Non-empathetic compassion

Their solution? “We want our doctors to acknowledge our needs and act accordingly, yet we don’t actually need them to mirror our pain. In fact, this final requirement is most closely related not to empathy but to compassion – defined among emotion researchers as the feeling that arises when you are confronted with another’s suffering, including the desire to help.

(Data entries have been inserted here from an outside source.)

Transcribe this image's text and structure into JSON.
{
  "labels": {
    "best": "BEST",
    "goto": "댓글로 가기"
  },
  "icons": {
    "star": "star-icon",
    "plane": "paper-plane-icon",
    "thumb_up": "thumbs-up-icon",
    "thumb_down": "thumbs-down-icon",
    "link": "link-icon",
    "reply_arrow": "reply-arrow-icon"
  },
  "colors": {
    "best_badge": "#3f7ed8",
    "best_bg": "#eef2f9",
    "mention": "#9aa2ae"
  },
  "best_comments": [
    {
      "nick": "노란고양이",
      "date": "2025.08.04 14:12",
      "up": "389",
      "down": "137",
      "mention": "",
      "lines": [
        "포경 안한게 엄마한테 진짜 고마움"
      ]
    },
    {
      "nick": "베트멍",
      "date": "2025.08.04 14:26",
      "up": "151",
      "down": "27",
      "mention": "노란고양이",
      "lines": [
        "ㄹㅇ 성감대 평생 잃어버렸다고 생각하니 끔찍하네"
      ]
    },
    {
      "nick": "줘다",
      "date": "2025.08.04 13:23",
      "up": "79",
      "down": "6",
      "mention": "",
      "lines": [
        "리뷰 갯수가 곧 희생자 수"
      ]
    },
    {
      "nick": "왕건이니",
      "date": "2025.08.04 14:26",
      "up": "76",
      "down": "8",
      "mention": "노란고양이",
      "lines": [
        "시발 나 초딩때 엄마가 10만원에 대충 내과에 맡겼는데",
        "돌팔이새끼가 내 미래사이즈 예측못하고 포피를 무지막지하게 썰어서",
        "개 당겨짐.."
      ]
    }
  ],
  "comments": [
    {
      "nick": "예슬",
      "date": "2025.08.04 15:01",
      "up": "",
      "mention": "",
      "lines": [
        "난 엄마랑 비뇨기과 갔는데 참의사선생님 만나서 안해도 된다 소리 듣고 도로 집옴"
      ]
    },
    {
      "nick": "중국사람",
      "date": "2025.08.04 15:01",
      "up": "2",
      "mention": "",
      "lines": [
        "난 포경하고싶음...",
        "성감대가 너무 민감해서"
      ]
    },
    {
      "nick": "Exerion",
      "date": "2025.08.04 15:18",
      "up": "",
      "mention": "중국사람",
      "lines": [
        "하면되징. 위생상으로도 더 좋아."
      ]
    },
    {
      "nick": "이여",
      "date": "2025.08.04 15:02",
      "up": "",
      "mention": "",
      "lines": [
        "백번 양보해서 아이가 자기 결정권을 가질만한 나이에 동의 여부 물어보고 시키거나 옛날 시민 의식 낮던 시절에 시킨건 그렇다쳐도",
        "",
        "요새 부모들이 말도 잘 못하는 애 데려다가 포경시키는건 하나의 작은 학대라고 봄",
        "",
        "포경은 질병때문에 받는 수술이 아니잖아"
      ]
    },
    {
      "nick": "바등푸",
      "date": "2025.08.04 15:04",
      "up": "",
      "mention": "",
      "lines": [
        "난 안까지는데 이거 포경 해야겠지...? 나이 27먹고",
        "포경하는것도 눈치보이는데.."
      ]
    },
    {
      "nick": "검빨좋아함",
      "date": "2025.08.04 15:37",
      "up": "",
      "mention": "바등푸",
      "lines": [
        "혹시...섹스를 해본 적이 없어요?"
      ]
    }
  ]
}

This non-empathetic compassion . . . might act as a bridge between recognising the other’s feelings and providing care without the detriments of empathy.”

Writing in a recent issue of the Medical Independent, Tipperary GP, Dr Lucia Gannon, says that climbing into someone else's skin isn't easy. " The continuous sharing of other people's pain is not good for doctors. Recent scientific studies have shown that doctors with high levels of empathy . . . are at higher risk of burnout than those who score lower on [an empathy scale]."

And in his just published book, Against Empathy, Yale psychology professor Paul Bloom, comes out strongly against emotional empathy. He is not dying about cognitive empathy either, but is on the side of compassion. In fact, the title flatters to deceive, and the book is more an argument for rational compassion.

It’s no harm to have ones certainties challenged.